One suspects not, no. Instead, one imagines that editors removed the word in order to cut off at the pass any of the criticism that Salondotcom so presciently foreshadowed. Or, to put it less kindly, the powers that be in the Post’s newsroom decided that the public could not be trusted with the truth lest they draw the wrong conclusions. Perhaps, upon learning what had happened, some readers might make hasty generalizations about the role of women in the Secret Service? Perhaps some might even start to joke about it? Would the Post be condemned in the pages of Jezebel as an enabler of the patriarchy? Whatever the proximate cause, if the word was removed for any of these reasons, the elimination serves to illustrate neatly how close the relationship is between craven self-censorship and a deep-seated mistrust of one’s audience. When I was at Oxford, the university’s debating society bowed to the considerable pressure that had been exerted upon it by the weak-minded and disinvited the British fascist leader, Nick Griffin. This decision amused me at the time and it amuses me even more now that I am a little older. What, one wonders, did nervous organizers think was going to happen if students were exposed to the man’s ugly little speech? Were they going to start goose-stepping on the instant?

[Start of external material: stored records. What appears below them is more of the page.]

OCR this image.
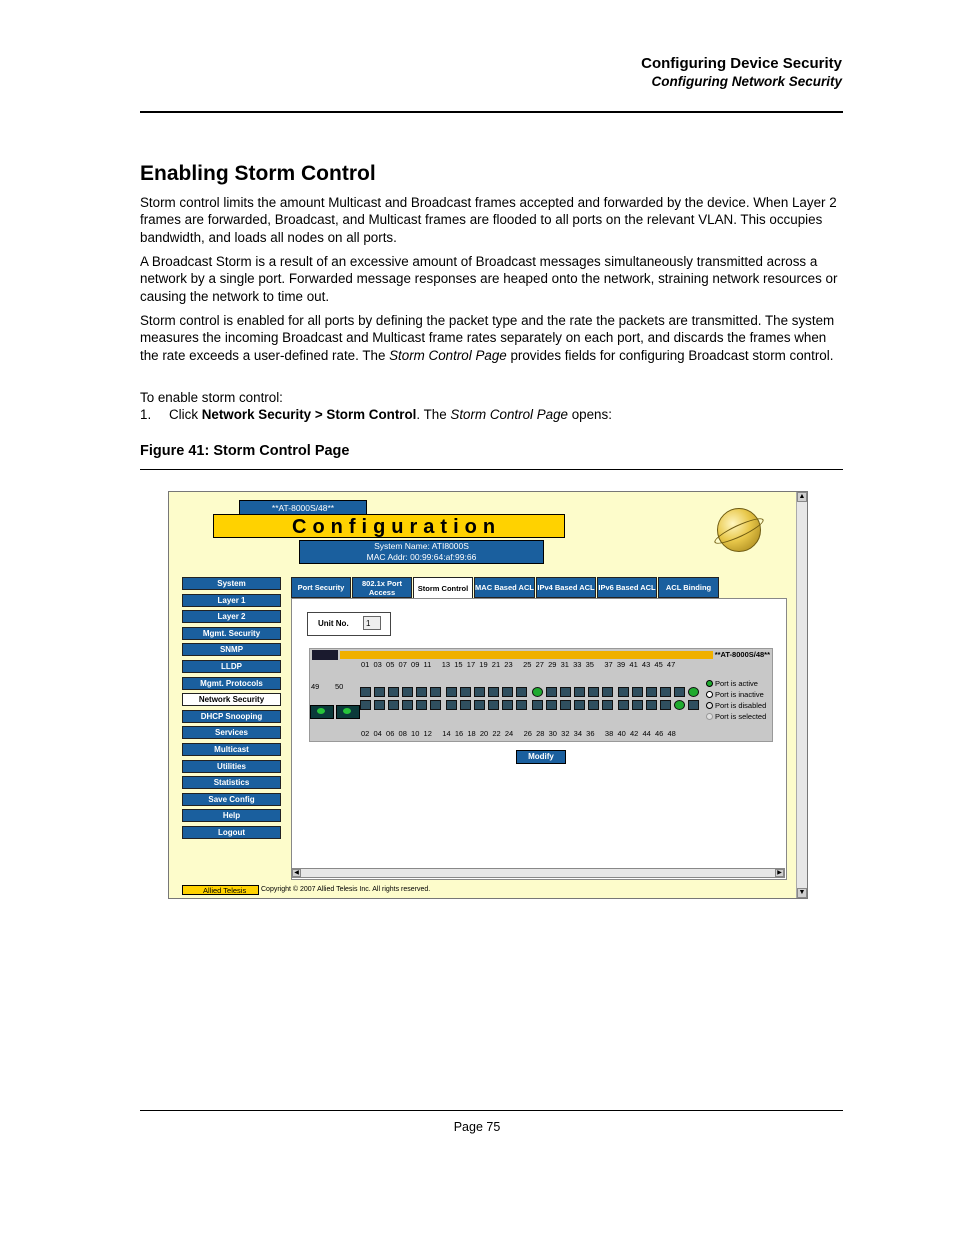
Configuring Device Security
Configuring Network Security
Enabling Storm Control

Storm control limits the amount Multicast and Broadcast frames accepted and forwarded by the device. When Layer 2 frames are forwarded, Broadcast, and Multicast frames are flooded to all ports on the relevant VLAN. This occupies bandwidth, and loads all nodes on all ports.

A Broadcast Storm is a result of an excessive amount of Broadcast messages simultaneously transmitted across a network by a single port. Forwarded message responses are heaped onto the network, straining network resources or causing the network to time out.

Storm control is enabled for all ports by defining the packet type and the rate the packets are transmitted. The system measures the incoming Broadcast and Multicast frame rates separately on each port, and discards the frames when the rate exceeds a user-defined rate. The Storm Control Page provides fields for configuring Broadcast storm control.

To enable storm control:

1. Click Network Security > Storm Control. The Storm Control Page opens:
Figure 41: Storm Control Page
**AT-8000S/48**
Configuration
System Name: ATI8000S
MAC Addr: 00:99:64:af:99:66
System
Layer 1
Layer 2
Mgmt. Security
SNMP
LLDP
Mgmt. Protocols
Network Security
DHCP Snooping
Services
Multicast
Utilities
Statistics
Save Config
Help
Logout
Port Security	802.1x Port Access	Storm Control MAC Based ACL IPv4 Based ACL IPv6 Based ACL	ACL Binding
Unit No.	1
**AT-8000S/48**
01  03  05  07  09  11     13  15  17  19  21  23     25  27  29  31  33  35     37  39  41  43  45  47
02  04  06  08  10  12     14  16  18  20  22  24     26  28  30  32  34  36     38  40  42  44  46  48
49 50	Port is active
Port is inactive
Port is disabled
Port is selected
Modify
◀	▶
Allied Telesis	Copyright © 2007 Allied Telesis Inc. All rights reserved.
▲
▼
Page 75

The more self-important of our journalists like to quote E. K. Hornbeck’s character in Inherit the Wind, insisting smugly that “it is the duty of a newspaper to comfort the afflicted and afflict the comfortable.” Pleasing as the axiom is to the ear, the injunction has always rubbed me the wrong way. In truth, the purpose of a free press is neither to irritate a particular group nor to side with another, but to tell the truth — whatever the truth may be. As does anybody of a conservative disposition, I have a number of suggestions as to how the Washington Post might improve its offering, but among them would not be to start taking the advice of social-media satirists. On Twitter yesterday, fact quickly became stranger than fiction. Would that the nation’s newspapers maintained a hard line between the two.

— Charles C. W. Cooke is a staff writer at National Review.